Nicholas van Hoogstraten has admitted that he is no longer sorry that his business rival was murdered.

Mr van Hoogstraten, 58, was freed last month after serving 12 months of a 10-year sentence for the manslaughter of Mohammed Raja, a rival landlord, a conviction he overturned after a complicated legal battle. Mr Raja's family brought a civil case against Mr van Hoogstraten after Mr Raja's death and, in December 2002, won a £5m award for alleged property fraud.

In his first interview since his release Mr van Hoogstraten was asked on BBC News 24's Hardtalk programme if he was "sorry" Mr Raja was dead. Mr van Hoogstraten said: "I was at the time, yes, but subsequently, as a result of the action by his family and that, I'm beginning to see things in a different light."
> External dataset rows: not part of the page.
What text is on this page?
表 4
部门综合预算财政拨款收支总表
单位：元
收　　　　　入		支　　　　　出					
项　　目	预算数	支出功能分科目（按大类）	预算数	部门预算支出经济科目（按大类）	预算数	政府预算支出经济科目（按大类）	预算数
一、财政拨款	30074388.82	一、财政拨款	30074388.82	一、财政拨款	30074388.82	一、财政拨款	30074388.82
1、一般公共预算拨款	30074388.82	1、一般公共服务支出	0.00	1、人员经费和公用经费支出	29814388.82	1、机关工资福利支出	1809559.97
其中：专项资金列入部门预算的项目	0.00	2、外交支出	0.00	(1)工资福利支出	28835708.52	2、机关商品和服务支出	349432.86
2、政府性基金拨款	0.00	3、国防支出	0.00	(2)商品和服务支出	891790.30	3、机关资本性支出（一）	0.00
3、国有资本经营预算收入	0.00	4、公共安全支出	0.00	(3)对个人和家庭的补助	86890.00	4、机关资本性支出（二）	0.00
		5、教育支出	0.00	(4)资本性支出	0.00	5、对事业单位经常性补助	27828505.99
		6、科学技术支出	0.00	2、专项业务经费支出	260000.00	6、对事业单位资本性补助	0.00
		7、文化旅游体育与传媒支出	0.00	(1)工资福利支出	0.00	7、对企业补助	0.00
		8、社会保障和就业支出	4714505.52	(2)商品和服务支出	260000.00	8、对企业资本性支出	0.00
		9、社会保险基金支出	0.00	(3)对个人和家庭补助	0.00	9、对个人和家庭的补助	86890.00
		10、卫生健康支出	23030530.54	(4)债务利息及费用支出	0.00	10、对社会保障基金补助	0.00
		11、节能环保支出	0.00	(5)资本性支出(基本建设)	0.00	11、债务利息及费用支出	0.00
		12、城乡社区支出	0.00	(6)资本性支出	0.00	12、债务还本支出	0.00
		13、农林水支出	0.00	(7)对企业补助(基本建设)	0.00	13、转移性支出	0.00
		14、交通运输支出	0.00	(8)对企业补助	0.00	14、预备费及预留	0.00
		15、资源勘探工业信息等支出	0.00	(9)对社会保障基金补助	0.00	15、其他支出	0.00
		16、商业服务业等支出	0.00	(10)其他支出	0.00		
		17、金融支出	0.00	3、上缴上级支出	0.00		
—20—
Pressed as to whether he was no longer sorry, he said: "I was sorry at the time, no matter what he's done and what he's involved in, he didn't exactly deserve that, no." Mr van Hoogstraten also claimed that he is worth more than £100m but refused to say how much.

Mr Raja was shot and stabbed to death at his home in Sutton, south London, by Robert Knapp, 56, and David Croke, 60, who are serving life sentences for murder.

Mr van Hoogstraten, from Uckfield, East Sussex, was also accused of murdering Mr Raja. He was cleared at the Old Bailey in 2002 but found guilty of manslaughter. Last year, he won a retrial because the judge's direction to the jury at the original trial had been "flawed". Mr van Hoogstraten's lawyers argued that the manslaughter case could not stand up and he was cleared. Mr van Hoogstraten is appealing against the money awarded to Mr Raja's family.

The judge and several of the lawyers involved in the prosecution of Mr van Hoogstraten are under police protection. Several of the witnesses that gave evidence against Mr van Hoogstraten, once described by a judge as an "emissary of Beelzebub", have also been offered protection by Scotland Yard.

The unusual move follows concerns that associates of Mr van Hoogstraten will seek revenge on those involved in the manslaughter conviction and his 12 months in jail.